My parents had five kids and two cars. My father drove one of those cars a mile and a half to work, where it sat in a parking lot all day. My mother used the other one to haul groceries and to take us to doctor’s appointments and such. Almost everybody we knew lived like this.

It’s hard to question a lifestyle when you’re living inside it. I anticipated that I would buy a car as soon as I got my license, and that I would spend my working years as a car owner. It took many years of driving and pouring money into a series of vehicles before I began to think seriously about alternatives.

Thus I sympathize with the young woman whose story appeared recently in the Bangor Daily News, my hometown newspaper. She is by all accounts a skilled elder care worker with a full-time job at a Bangor facility. Her salary – about $1,600 per month – barely covers her basic living expenses. Her story is repeated all over the state.

And yet, according to the BDN, those basic expenses include a monthly car payment of $233 and an insurance premium of $135. Before she puts gas in the car, or buys a set of tires or has an oil change or a minor repair, she has to make a monthly “nut” of $368 just to keep the thing in the driveway. And that doesn’t include registration, inspection, wiper fluid, parking tickets or any of the other little expenses that crop up from time to time. She is paying more for her car than for her monthly rent, and many Mainers are in the same boat.

Her hours may not align with the schedule, but her place of employment is right on a bus line. A monthly bus pass is $45 – a far cry from what she’s paying to keep a car.

If Maine employers want to keep skilled workers, they could raise their wages, of course – or, they could encourage them to use public transportation. The University of Maine has been doing this for years, and Husson and Eastern Maine Community College have recently followed suit. As an adjunct professor, I have months during the year when I make less than $1,600. Those times are tight, but I never have to worry about getting to work.

Municipalities can help retain workers by expanding bus schedules and encouraging employers to offer incentives like the schools do.
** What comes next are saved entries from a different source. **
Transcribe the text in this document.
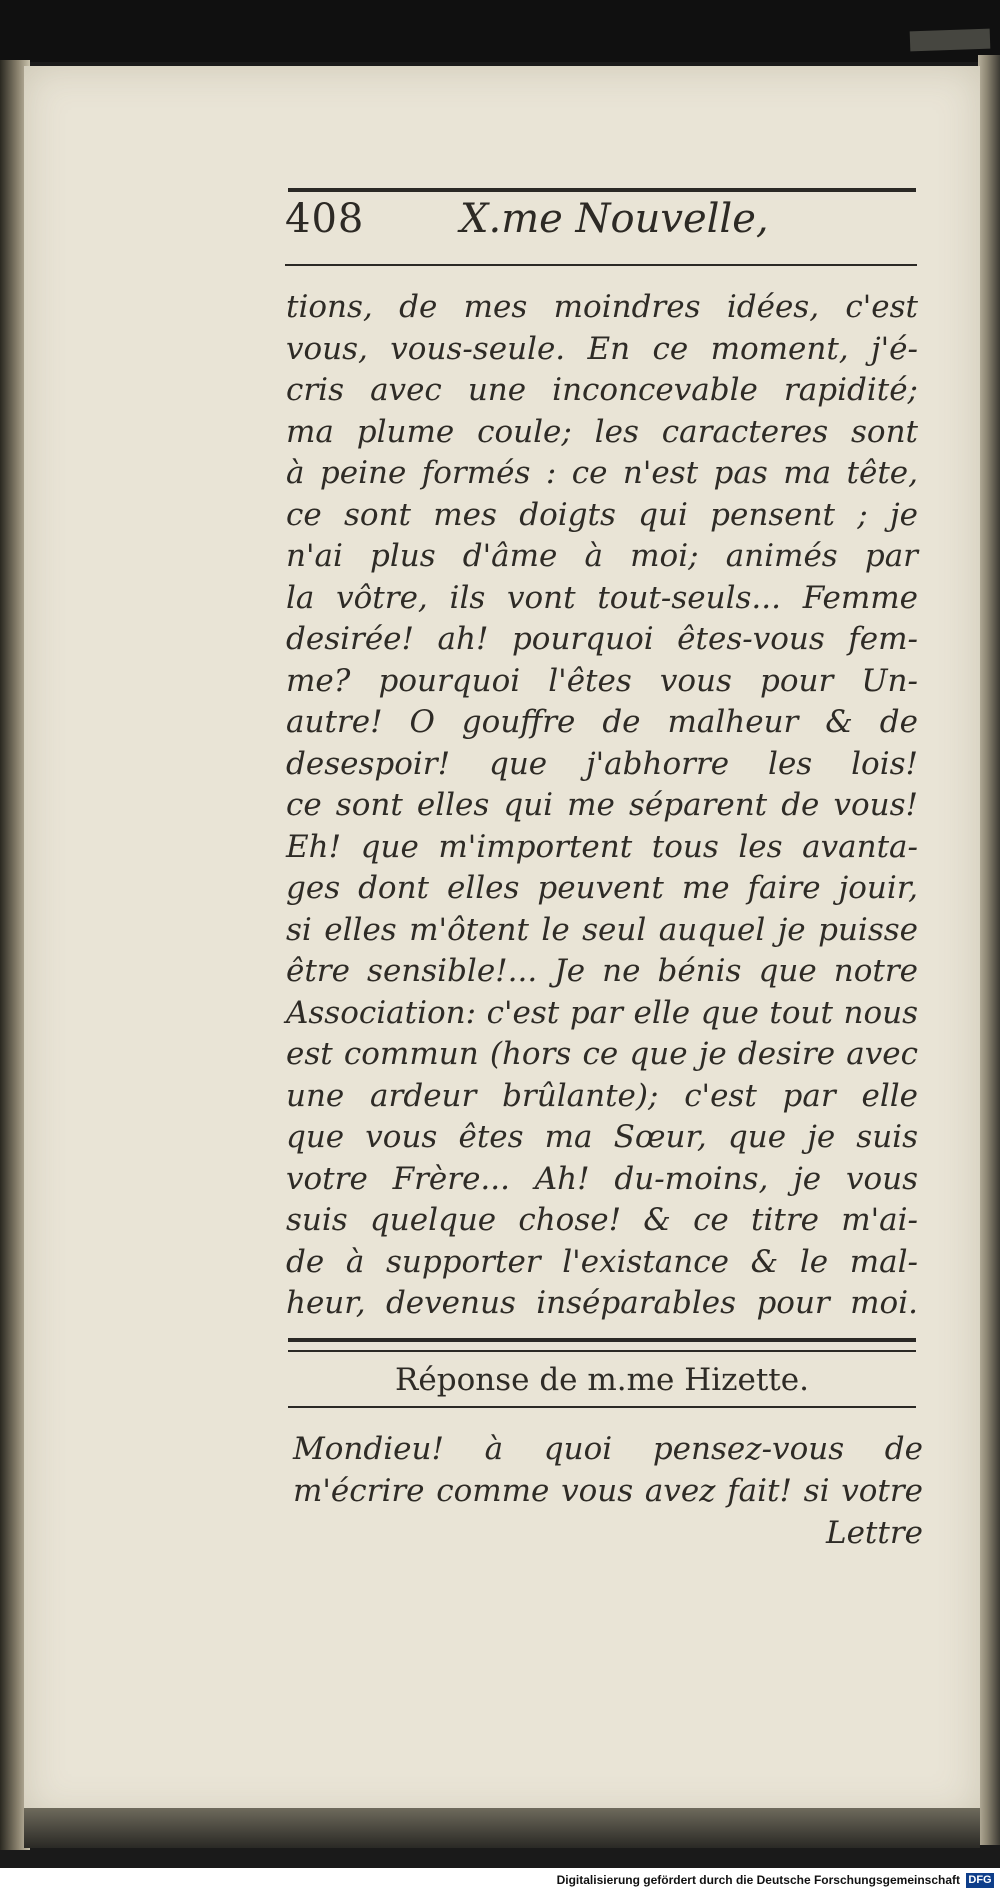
408 X.me Nouvelle,
tions, de mes moindres idées, c'est
vous, vous-seule. En ce moment, j'é-
cris avec une inconcevable rapidité;
ma plume coule; les caracteres sont
à peine formés : ce n'est pas ma tête,
ce sont mes doigts qui pensent ; je
n'ai plus d'âme à moi; animés par
la vôtre, ils vont tout-seuls... Femme
desirée! ah! pourquoi êtes-vous fem-
me? pourquoi l'êtes vous pour Un-
autre! O gouffre de malheur & de
desespoir! que j'abhorre les lois!
ce sont elles qui me séparent de vous!
Eh! que m'importent tous les avanta-
ges dont elles peuvent me faire jouir,
si elles m'ôtent le seul auquel je puisse
être sensible!... Je ne bénis que notre
Association: c'est par elle que tout nous
est commun (hors ce que je desire avec
une ardeur brûlante); c'est par elle
que vous êtes ma Sœur, que je suis
votre Frère... Ah! du-moins, je vous
suis quelque chose! & ce titre m'ai-
de à supporter l'existance & le mal-
heur, devenus inséparables pour moi.
Réponse de m.me Hizette.
Mondieu! à quoi pensez-vous de
m'écrire comme vous avez fait! si votre
Lettre
Digitalisierung gefördert durch die Deutsche Forschungsgemeinschaft DFG
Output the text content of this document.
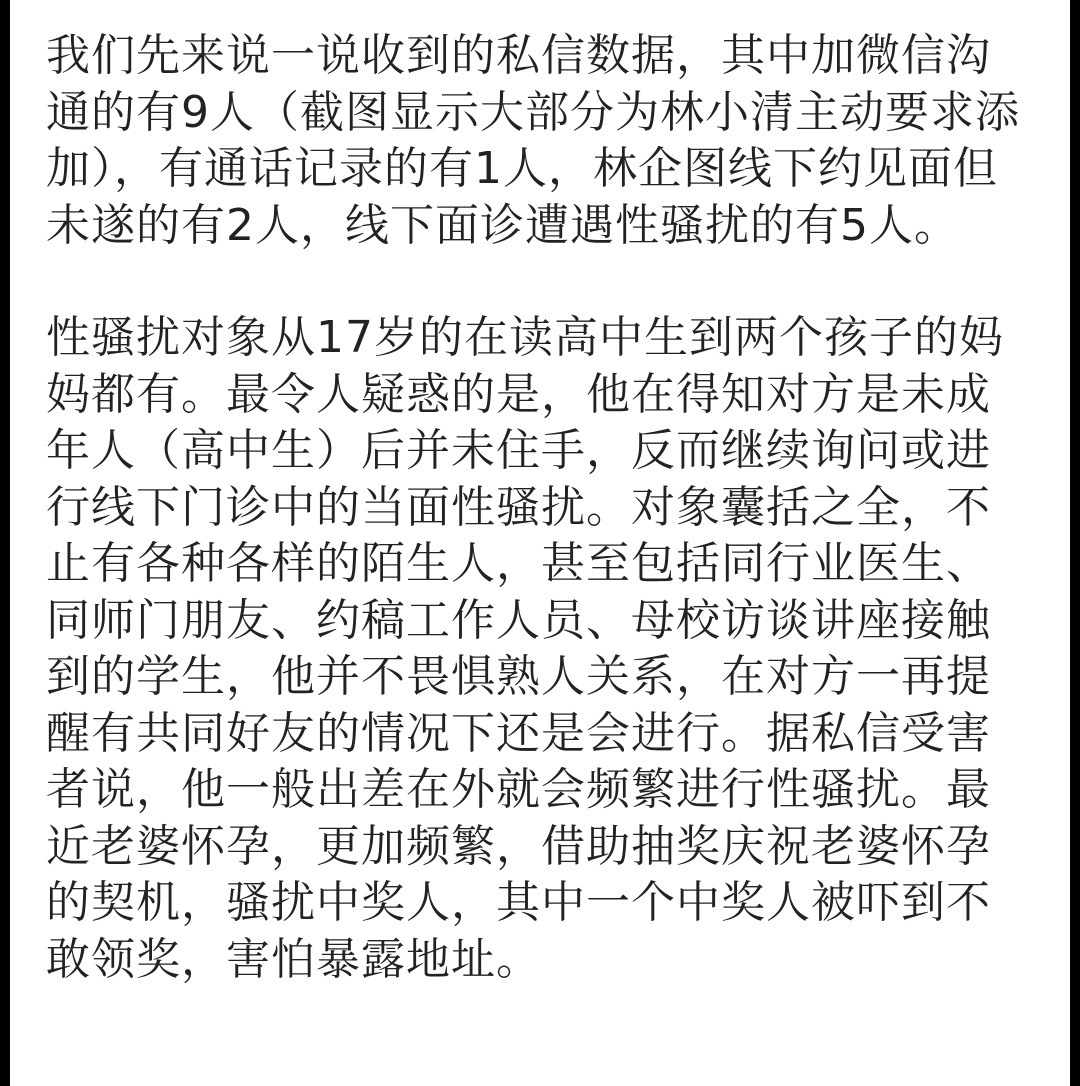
我们先来说一说收到的私信数据，其中加微信沟通的有9人（截图显示大部分为林小清主动要求添加），有通话记录的有1人，林企图线下约见面但未遂的有2人，线下面诊遭遇性骚扰的有5人。

性骚扰对象从17岁的在读高中生到两个孩子的妈妈都有。最令人疑惑的是，他在得知对方是未成年人（高中生）后并未住手，反而继续询问或进行线下门诊中的当面性骚扰。对象囊括之全，不止有各种各样的陌生人，甚至包括同行业医生、同师门朋友、约稿工作人员、母校访谈讲座接触到的学生，他并不畏惧熟人关系，在对方一再提醒有共同好友的情况下还是会进行。据私信受害者说，他一般出差在外就会频繁进行性骚扰。最近老婆怀孕，更加频繁，借助抽奖庆祝老婆怀孕的契机，骚扰中奖人，其中一个中奖人被吓到不敢领奖，害怕暴露地址。
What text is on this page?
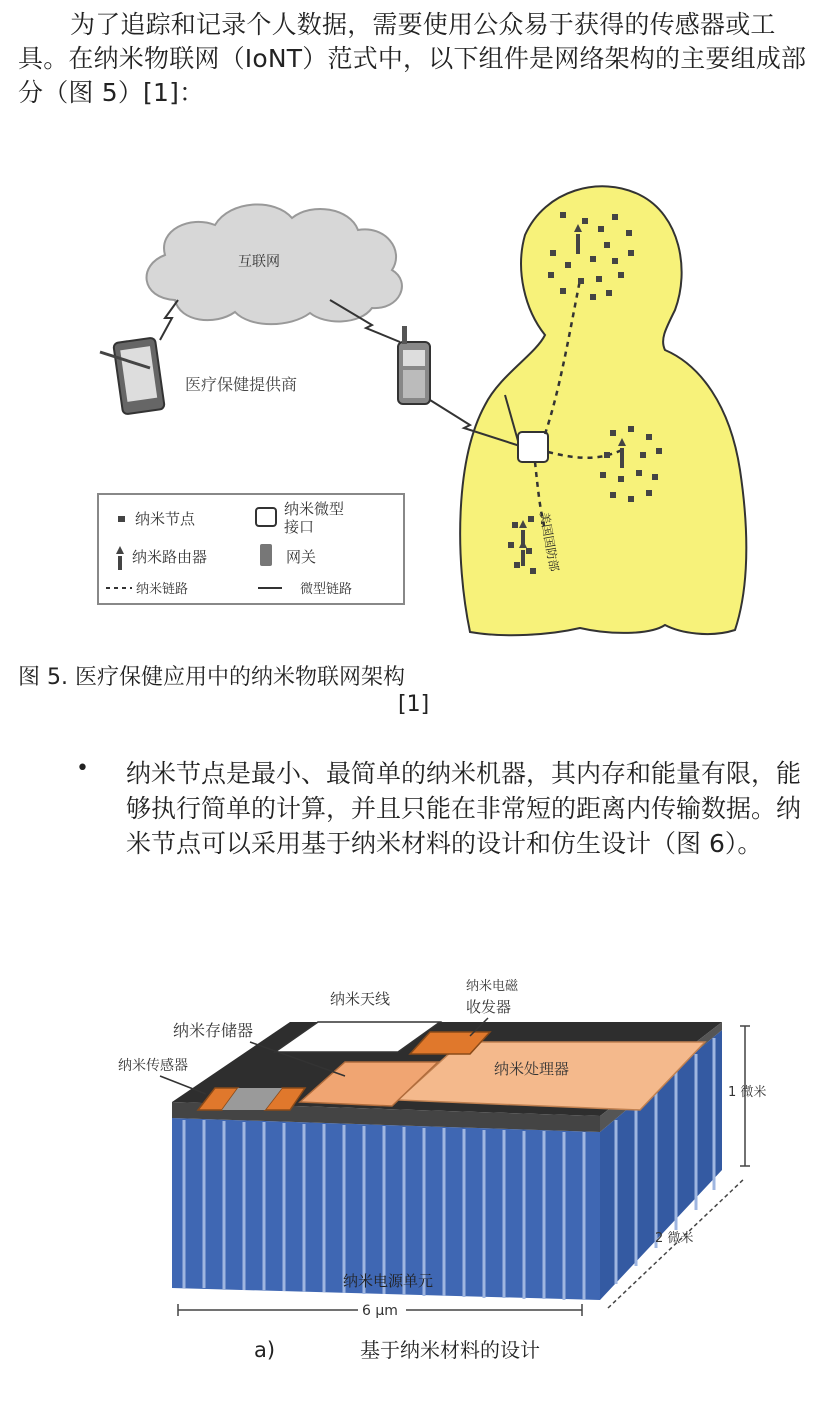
为了追踪和记录个人数据，需要使用公众易于获得的传感器或工具。在纳米物联网（IoNT）范式中，以下组件是网络架构的主要组成部分（图 5）[1]：
互联网
医疗保健提供商
美国国防部
纳米节点
纳米微型
接口
纳米路由器	网关
纳米链路	微型链路
图 5. 医疗保健应用中的纳米物联网架构
[1]
• 纳米节点是最小、最简单的纳米机器，其内存和能量有限，能够执行简单的计算，并且只能在非常短的距离内传输数据。纳米节点可以采用基于纳米材料的设计和仿生设计（图 6）。
纳米天线
纳米电磁
收发器
纳米存储器
纳米传感器	纳米处理器
1 微米
2 微米
纳米电源单元
6 μm
a)	基于纳米材料的设计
Even small towns can do this, with a little creative thinking

Most employers willingly offer free workplace parking. What if they offered free transportation instead? This is essentially what the University of Maine does and, except for evening hours, it works splendidly. Some companies (though few, if any, in Maine) offer their employees parking offsets, where the price of a parking space is reflected in the paychecks of workers who don’t use one.

The Jackson Lab in Bar Harbor partners with public agencies to run several daily buses. This reduces traffic on Mount Desert Island and the need for more on-site parking. The bus is a boon to the employees who use it, too, because every dollar they don’t spend on a car trickles into other areas of the economy. It’s good for everybody.

We need to think differently about the way we use cars. We don’t all need our own private chariots all of the time, and we certainly can’t keep doing it forever. But it will take time to convince most Americans of this. Most of us have spent our whole lives believing exactly the opposite.

A changing mindset about our use of automobiles will produce other long-term benefits. We won’t have to keep filling our cities with parking lots. We won’t have to keep paying oil companies to drill for more and more oil in fragile ecosystems like the Arctic. And perhaps we can fight fewer wars over this finite resource.

Yes, Maine needs better wages. But businesses and local governments can also expend a little capital to promote ride-sharing, public transportation, and smart development. This in turn can encourage more Mainers to get out of the cars that are keeping them poorer than they should be.